For the past few weeks I have been thinking about fears that I have and why I have them. What caused me to fear this particular thing in the first place? Why don’t/can’t I get past them? Was anyone involved in nurturing this fear? How do I overcome them so I can push past these fears and move forward? Then I opened my Maxim and low and behold there is an article on this particular subject. I haven’t read it yet because I want to get this thought out of my mind and see what they have to say on the subject. Not sure I should really trust Maxim but, well we shall see after this. So one of my fears was always about losing my job and what would I do if I no longer had it. Well, that happened about 3 years ago. Got called in to a room with a couple fellow co-workers and I was let go. First thought was fuck what am I going to do now. Second thought oh yea I have already been interviewing for a new job. Third can I actually pay my bills on unemployment. I went through 2 weeks of constant interviewing for every job that I might of been qualified for and many that I was not. Then I sat back one evening on my back porch and started running the actual numbers for bills and my income or lack thereof. Well, I found out I would be close. Found a roommate by some odd chance of the world. Everything started working out in my favor. I think that everything that happens just happens but, if you take that split second and make the right decision everything seems like it happens for a reason. I think it happens because you made the right decision that allows you to move forward with less curves and bumps in the road. Everyone has a couple friends who always seem to make the wrong decisions even though they are advised heavily by friends and family to go the other way. It’s almost like their gut tells them the wrong moves constantly. Maybe its just that they have made the wrong moves so many times their mind thinks its the right way. Just like people who make the right moves more often things seem to come to them much more easily. Now I just reread that and even to myself I wondered where the fear portion comes from. Here it is. You are just to scared with the fear of doing something different that it keeps you from moving forward you keep making the right or wrong decisions to stay in your comfort zone. For some people even knowing they are making the wrong choice just feels right for them so they keep going in circles.
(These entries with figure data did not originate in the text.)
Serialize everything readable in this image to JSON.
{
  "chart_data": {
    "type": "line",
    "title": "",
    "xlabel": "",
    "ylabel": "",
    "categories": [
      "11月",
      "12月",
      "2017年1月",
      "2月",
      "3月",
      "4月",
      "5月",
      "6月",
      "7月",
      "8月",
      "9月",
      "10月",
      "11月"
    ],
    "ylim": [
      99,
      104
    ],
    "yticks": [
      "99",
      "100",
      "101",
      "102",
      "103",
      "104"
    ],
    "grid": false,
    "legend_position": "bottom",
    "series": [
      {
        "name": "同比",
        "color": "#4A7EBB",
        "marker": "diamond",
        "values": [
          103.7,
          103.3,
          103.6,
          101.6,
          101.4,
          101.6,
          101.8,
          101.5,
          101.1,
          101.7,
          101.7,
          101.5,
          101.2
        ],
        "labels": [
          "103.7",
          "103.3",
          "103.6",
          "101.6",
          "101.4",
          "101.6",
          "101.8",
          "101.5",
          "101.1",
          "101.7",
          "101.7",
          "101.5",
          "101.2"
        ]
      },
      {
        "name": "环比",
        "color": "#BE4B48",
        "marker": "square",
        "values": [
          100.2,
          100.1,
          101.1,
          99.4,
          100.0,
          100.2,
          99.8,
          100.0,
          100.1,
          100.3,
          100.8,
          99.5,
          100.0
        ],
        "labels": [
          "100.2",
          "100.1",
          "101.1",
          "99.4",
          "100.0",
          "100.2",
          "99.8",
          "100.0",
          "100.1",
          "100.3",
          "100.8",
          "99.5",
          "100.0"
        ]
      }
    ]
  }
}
I am stuck in one of these circles right now. Its called being single. I would like to be in a relationship but, something in the back of my mind always makes me say the wrong thing just so nothing happens. I have cock-blocked myself more than any of my friends could even try. I push every conversation with women until they are forced to see me as an asshole just to see what they do. I could have my so-called game flowing perfectly but, the minute I stop and think about what I am doing I basically put my foot in my mouth and fuck it all up. My internal conscience decides that it doesn’t want to be hurt again and stops it from happening. This is also the reason I have heard the rumors from my friends is that I always want what I can’t have. While I know it happens it is just that I feel like I don’t have to prove myself to these taken women so my mind just let’s me go. Its single hot women that always fluster me. So I am working on making that change. I have been slowly changing my mind to think differently. To make the better decision I have to move that decision to my conscience thought and change its outcome over and over so that I can override my unconscience thoughts. I have no idea how this is going to work and my fear is there but, I plan to overcome this fear.
How did I get here to fear this? To much bad information and one bad breakup with no person who I trusted to talk with this about. Then another relationship that was going to the serious side and I balked and pulled myself out of it and tried to move on. There were other reasons but, most of them just caused friction and fear truly was the cause of this. Then I just decided that not dating and just have many FWBs would satisfy that portion of my life.
This will change. I will change it. I have to start being the person that I want to be and need to stop the parts of me that I don’t want to be. To many people only see one side of me and I am going to change that.